While the basic hardware is the same in all VFDs, the inverter section of the drive can be one of several designs, depending on the application requirements. The two most common types of inverters are the current source inverter (CSI) and the voltage source inverter (VSI). As their names imply, current source inverters are fed with constant current, while voltage source inverters are fed with constant voltage. Consequently, the output of a CSI drive is adjustable, three-phase AC current, while a VSI drive produces three-phase AC voltage with adjustable magnitude and frequency.
A key difference between CSI drives and VSI drives is their energy storage method. CSI drives use inductive energy storage—that is, they use inductors in their DC link to store DC energy and regulate current ripple between the converter and the inverter. Conversely, VSI drives use capacitive storage, with capacitors in their DC link, which both stores and smooths the DC voltage for the inverter. This difference in storage method has a noticeable effect on drive performance, as we’ll discuss later.

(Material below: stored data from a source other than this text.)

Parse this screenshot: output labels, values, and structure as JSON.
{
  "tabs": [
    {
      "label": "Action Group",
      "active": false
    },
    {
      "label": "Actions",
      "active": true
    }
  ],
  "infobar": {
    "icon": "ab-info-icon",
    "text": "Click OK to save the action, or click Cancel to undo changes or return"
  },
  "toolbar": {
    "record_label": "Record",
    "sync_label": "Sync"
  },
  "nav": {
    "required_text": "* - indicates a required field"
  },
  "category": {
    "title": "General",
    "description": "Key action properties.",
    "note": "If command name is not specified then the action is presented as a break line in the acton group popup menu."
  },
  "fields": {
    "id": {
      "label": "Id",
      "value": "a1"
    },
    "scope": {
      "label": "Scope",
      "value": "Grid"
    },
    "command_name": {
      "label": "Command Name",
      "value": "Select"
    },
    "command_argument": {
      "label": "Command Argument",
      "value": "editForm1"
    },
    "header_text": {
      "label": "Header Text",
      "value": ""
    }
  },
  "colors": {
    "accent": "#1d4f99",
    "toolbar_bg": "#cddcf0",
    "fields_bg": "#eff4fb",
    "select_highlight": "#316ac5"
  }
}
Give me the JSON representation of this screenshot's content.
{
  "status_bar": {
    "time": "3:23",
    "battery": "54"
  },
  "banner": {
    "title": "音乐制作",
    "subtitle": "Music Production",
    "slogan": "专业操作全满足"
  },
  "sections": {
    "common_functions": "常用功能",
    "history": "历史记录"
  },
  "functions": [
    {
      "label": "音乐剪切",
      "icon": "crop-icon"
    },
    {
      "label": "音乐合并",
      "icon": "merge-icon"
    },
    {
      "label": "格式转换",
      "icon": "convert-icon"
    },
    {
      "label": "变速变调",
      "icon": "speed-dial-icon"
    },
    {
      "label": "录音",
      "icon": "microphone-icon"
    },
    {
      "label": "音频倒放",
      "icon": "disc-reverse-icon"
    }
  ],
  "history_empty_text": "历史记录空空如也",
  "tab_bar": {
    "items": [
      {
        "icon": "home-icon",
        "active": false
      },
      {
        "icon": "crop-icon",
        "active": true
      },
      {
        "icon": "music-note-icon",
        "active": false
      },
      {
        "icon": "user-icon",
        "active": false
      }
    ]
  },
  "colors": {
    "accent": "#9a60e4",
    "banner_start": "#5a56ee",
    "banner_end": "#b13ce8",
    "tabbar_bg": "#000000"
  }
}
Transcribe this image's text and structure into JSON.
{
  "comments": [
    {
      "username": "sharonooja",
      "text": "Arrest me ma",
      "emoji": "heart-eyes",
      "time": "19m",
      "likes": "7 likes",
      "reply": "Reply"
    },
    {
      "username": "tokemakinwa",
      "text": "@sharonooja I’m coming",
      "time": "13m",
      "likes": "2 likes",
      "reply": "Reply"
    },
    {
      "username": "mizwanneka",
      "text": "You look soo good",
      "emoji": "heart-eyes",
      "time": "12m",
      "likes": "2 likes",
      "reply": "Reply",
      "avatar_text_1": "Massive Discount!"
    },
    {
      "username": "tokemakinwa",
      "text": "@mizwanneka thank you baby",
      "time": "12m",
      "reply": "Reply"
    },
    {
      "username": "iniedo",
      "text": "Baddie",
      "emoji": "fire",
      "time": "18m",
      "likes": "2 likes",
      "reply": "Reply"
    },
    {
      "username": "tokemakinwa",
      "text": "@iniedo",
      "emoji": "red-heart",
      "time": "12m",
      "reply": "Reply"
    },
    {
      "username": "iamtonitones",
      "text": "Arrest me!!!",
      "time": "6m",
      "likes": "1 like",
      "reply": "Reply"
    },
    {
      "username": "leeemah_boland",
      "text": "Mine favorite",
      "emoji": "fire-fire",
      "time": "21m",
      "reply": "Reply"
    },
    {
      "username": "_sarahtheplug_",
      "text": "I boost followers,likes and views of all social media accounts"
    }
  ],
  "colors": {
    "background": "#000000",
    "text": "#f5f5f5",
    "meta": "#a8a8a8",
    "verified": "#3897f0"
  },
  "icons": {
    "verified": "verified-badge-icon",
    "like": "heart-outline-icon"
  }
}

The types of power switching devices used are another distinction between the two drive types. Modern CSI drives typically use gate turn-off thyristors (GTOs) or symmetrical gate commutated thyristors (SGCTs), which are semiconductor switches that are turned on and off, creating a pulse width modulated (PWM) output with regulated frequency. VSI drives commonly use insulated gate bipolar transistors (IGBTs), which create a PWM voltage output with regulated frequency and voltage.
The output current of a CSI drive contains high harmonics, which necessitates that CSI drives include filters on the input and output sides. Because of the additional components, CSI drives are typically non-integrated, meaning that the transformer (required in high-horsepower applications) and harmonic filters are separate from the drive. VSI drives, with fewer components, are often supplied as integrated designs, with smaller footprints than non-integrated, CSI designs. The use of fewer components also gives VSI drives a better mean time between failure (MTBF) rate in many cases.
VSI drives are typically more efficient than CSI designs. This is because the IGBT switching devices used in VSI drives are inherently more efficient than the GTO or SGCT devices used in CSI versions. Both types of drives, CSI and VSI, are capable of returning regenerative energy from the load to the line, but CSI drives are also capable of returning energy to the supply. In order for VSI drives to do this, they require an additional converter.
With CSI drives, the load (motor) parameters are an integral part of the control system, so the motor must be matched to the drive, which precludes the use of one drive for controlling multiple motors.
Primary applications for CSI drives are those that require torque control (which is achieved by controlling current). They also typically have higher horsepower ratings than VSI designs. VSI drives, on the other hand, are well-suited for highly dynamic applications, with fast changes in motor speed or torque, thanks to the fast switching times of IGBT devices.